Sociology Index

Herbert Alexander Simon

Herbert Alexander Simon was an economist, political scientist and cognitive psychologist, whose primary research interest was decision-making within organizations and is best known for the theories of Bounded Rationality and Satisficing. Herbert Alexander Simon received the Nobel Prize in Economics in 1978 and the Turing Award in 1975. His research spanned across the fields of cognitive science, computer science, public administration, management, and political science. He was at Carnegie Mellon University for most of his career, from 1949 to 2001. Herbert Alexander Simon was among the pioneers of several modern-day scientific domains such as artificial intelligence, information processing, decision-making, problem-solving, organization theory, and complex systems. He was among the earliest to analyze the architecture of complexity and to propose a preferential attachment mechanism to explain power law distributions.

Simon received his B.A. and his Ph.D. in political science from the University of Chicago, where he studied under Harold Lasswell, Nicolas Rashevsky, Rudolf Carnap, Henry Schultz, and Charles Edward Merriam. After enrolling in a course on "Measuring Municipal Governments," Simon became a research assistant for Clarence Ridley, and co-authored Measuring Municipal Activities: A Survey of Suggested Criteria for Appraising Administration in 1938. Simon's studies led him to the field of organizational decision-making, which became the subject of his doctoral dissertation.

From 1949 to 2001, Herbert Alexander Simon was a faculty member at Carnegie-Mellon University, in Pittsburgh, Pennsylvania. In 1949, Simon became a professor of administration and chairman of the Department of Industrial Management at Carnegie Institute of Technology, which became Carnegie-Mellon University. Simon later also taught psychology and computer science in the same university.

Herbert Alexander Simon became best known for his theory of corporate decision in his book Administrative Behavior. He based his concepts with an approach that recognized multiple factors that contribute to decision making. His organization and administration interest played a big part in the creation of the Economic Cooperation Administration in 1948, administrative team that administered aid to the Marshall Plan for the U.S. government, serving on President Lyndon Johnson's Science Advisory Committee, and also the National Academy of Science.

Administrative Behavior was first published in 1947 was based on Simon's doctoral dissertation. It served as the foundation for his life's work. The centerpiece of this book is the behavioral and cognitive processes of humans making rational decisions. By his definition, an operational administrative decision should be correct, efficient, and practical to implement with a set of coordinated means.

Herbert Alexander Simon recognized that a theory of administration is largely a theory of human decision making, and as such must be based on both economics and on psychology. He states: [If] there were no limits to human rationality administrative theory would be barren. It would consist of the single precept: Always select that alternative, among those available, which will lead to the most complete achievement of your goals.

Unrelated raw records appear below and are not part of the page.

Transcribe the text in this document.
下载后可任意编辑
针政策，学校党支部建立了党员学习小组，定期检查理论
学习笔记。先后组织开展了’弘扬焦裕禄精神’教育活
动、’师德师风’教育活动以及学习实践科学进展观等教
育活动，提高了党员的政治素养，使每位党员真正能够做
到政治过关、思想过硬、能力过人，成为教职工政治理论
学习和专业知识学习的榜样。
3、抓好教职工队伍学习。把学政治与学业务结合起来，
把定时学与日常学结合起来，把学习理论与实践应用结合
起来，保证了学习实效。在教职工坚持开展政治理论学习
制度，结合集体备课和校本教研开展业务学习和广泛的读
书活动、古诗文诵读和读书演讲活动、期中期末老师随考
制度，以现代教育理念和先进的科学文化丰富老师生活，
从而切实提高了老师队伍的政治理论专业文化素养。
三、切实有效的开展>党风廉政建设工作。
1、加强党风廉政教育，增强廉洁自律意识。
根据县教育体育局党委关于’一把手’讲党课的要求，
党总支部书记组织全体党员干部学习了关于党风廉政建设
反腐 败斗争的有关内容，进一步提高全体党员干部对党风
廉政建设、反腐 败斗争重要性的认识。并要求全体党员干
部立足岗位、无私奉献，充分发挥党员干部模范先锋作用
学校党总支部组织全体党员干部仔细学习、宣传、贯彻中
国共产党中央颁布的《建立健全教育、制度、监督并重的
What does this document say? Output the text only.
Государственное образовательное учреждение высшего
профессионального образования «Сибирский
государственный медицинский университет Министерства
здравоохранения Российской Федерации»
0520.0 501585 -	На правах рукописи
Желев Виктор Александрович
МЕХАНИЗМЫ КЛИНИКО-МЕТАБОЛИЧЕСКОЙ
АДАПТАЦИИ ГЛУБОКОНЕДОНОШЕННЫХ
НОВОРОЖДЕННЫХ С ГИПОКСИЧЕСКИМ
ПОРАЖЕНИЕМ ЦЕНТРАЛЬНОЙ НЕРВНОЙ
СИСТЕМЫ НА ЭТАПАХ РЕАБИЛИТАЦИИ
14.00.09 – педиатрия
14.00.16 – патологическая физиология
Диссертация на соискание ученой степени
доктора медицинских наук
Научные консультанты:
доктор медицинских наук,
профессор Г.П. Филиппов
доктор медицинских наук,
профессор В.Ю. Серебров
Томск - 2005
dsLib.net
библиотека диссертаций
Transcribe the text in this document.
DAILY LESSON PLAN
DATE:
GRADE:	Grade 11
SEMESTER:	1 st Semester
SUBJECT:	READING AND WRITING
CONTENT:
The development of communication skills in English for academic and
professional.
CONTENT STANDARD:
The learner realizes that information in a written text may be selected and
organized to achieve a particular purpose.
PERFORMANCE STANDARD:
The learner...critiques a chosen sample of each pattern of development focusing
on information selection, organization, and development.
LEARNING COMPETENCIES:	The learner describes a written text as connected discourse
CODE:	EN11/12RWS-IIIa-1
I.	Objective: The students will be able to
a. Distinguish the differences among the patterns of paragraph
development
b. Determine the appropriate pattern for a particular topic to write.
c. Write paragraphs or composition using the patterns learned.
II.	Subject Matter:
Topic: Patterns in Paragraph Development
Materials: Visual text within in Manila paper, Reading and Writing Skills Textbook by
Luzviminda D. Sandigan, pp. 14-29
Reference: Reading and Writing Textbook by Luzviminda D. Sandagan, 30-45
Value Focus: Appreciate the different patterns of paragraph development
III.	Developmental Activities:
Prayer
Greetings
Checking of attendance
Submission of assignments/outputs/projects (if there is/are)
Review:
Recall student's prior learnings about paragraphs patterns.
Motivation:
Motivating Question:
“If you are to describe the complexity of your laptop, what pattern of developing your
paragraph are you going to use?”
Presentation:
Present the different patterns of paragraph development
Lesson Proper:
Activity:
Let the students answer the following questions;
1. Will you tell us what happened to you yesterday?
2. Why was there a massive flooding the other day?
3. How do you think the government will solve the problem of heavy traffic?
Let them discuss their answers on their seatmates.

Contrary to the "homo economicus" stereotype, Simon argued that alternatives and consequences may be partly known, and means and ends imperfectly differentiated, incompletely related, or poorly detailed.

Herbert Alexander Simon followed Chester Barnard, who stated "the decisions that an individual makes as a member of an organization are quite distinct from his personal decisions". Personal choices may be determined whether an individual joins a particular organization and continue to be made in his or her extra–organizational private life. As a member of an organization, however, that individual makes decisions not in relationship to personal needs and results, but in an impersonal sense as part of the organizational intent, purpose, and effect. Organizational inducements, rewards, and sanctions are all designed to form, strengthen, and maintain this identification.

Simon was a pioneer in the field of artificial intelligence, creating with Allen Newell the Logic Theory Machine and the General Problem Solver programs. General Problem Solver may possibly be the first method developed for separating problem solving strategy from information about particular problems. Both programs were developed using the Information Processing Language (IPL) (1956) developed by Newell, Cliff Shaw, and Simon. Donald Knuth mentions the development of list processing in IPL, with the linked list originally called "NSS memory" for its inventors.

In the early 1960s psychologist Ulric Neisser asserted that while machines are capable of replicating "cold cognition" behaviors such as reasoning, planning, perceiving, and deciding, they would never be able to replicate "hot cognition" behaviors such as pain, pleasure, desire, and other emotions. Simon responded to Neisser's views in 1963 by writing a paper on emotional cognition, which he updated in 1967 and published in Psychological Review.

Simon was interested in how humans learn and, with Edward Feigenbaum, he developed the EPAM (Elementary Perceiver and Memorizer) theory, one of the first theories of learning to be implemented as a computer program. EPAM was able to explain a large number of phenomena in the field of verbal learning.

Simon has been credited for revolutionary changes in microeconomics. He is responsible for the concept of organizational decision-making as it is known today. He was the first to rigorously examine how administrators made decisions when they did not have perfect and complete information. It was in this area that he was awarded the Nobel Prize in 1978.